New screening methods and convex combination in Lrnr_nnls by @rachaelvphillips
Overhaul of data preprocessing by @Zyx0Wu
Bug fixes by @jeremyrcoyle, including covariate subsetting and better handling of NAs
Package and documentation cleanup, continuous integration and testing fixes, reproducibility updates (including new versioning and DOI minting) by @nhejazi

v1.3.0

4 years ago

v1.3.0 of sl3 represents a set of major updates to the core software.
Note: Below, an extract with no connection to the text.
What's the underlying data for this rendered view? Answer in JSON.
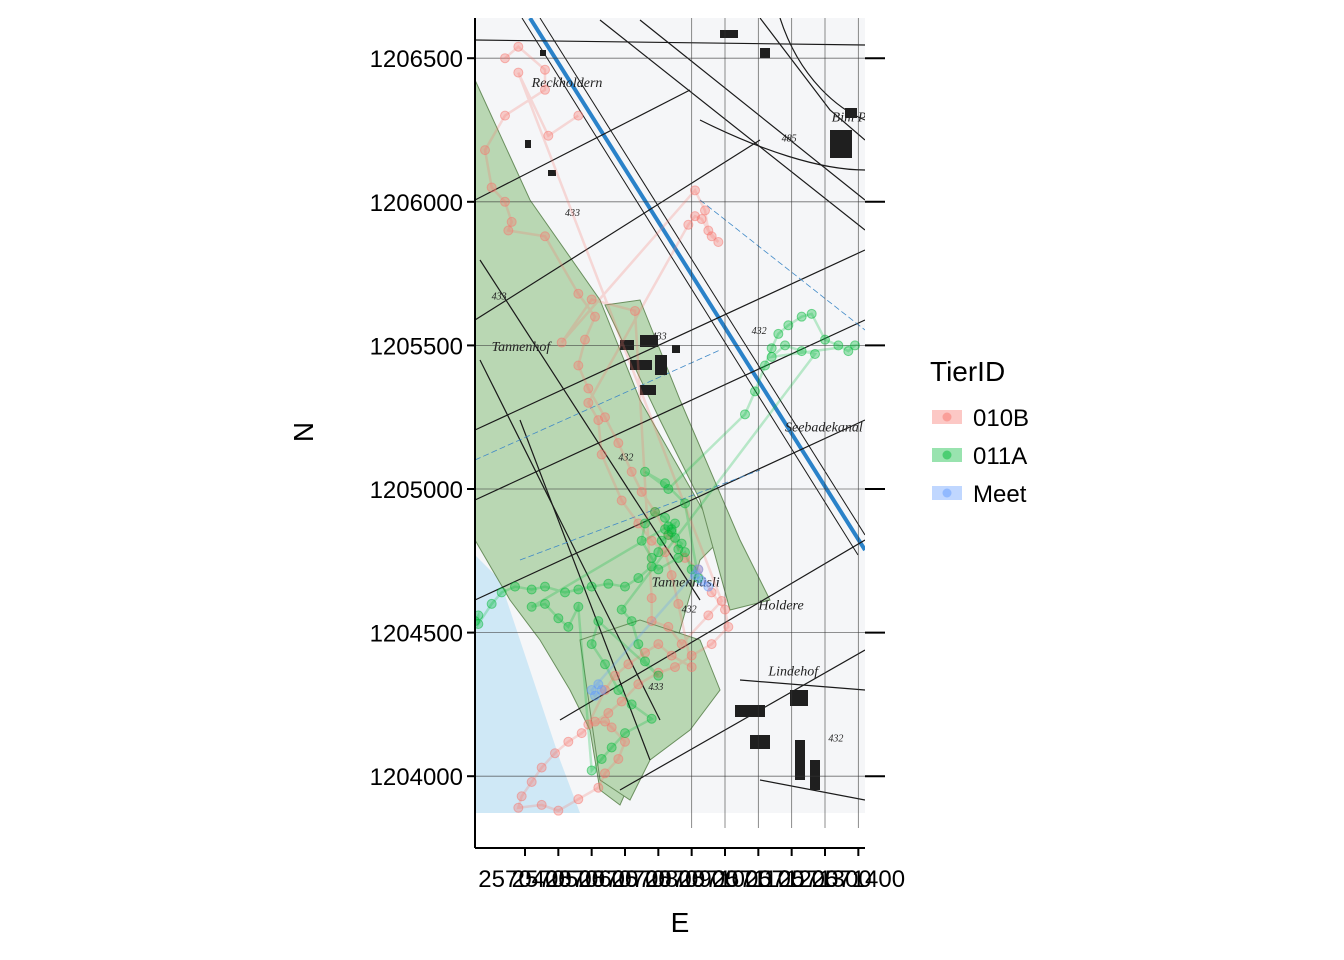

An inexhaustive list of the included changes include

fixing incorrect handling of missingness in the automatic imputation procedure
addition of new standard learners, including from the gam and caret packages
addition of custom learners for conditional density estimation, including semiparametric methods based on conditional mean and conditional mean/variance estimation as well as generalized functionality for density estimation via a pooled hazards approach

v1.2.0

4 years ago

v1.2.0 of sl3 represents a set of major updates to the core software. An inexhaustive list of the included changes include

default metalearners based on task outcome types
handling of imputation internally in task objects
addition of new learners, including from the gbm, earth, polspline packages
fixing errors in existing learners (e.g., subtle parallelization in xgboost and ranger)
support for multivariate outcomes and (default) revere-style cross-validation
support for cross-validated super learner and variable importance

v1.1.0

5 years ago

v1.1.0 of the sl3 R package marks a full-featured and stable release of the project. Numerous learners are included and many bugs have been fixed relative to earlier versions (esp v1.0.0) of the software.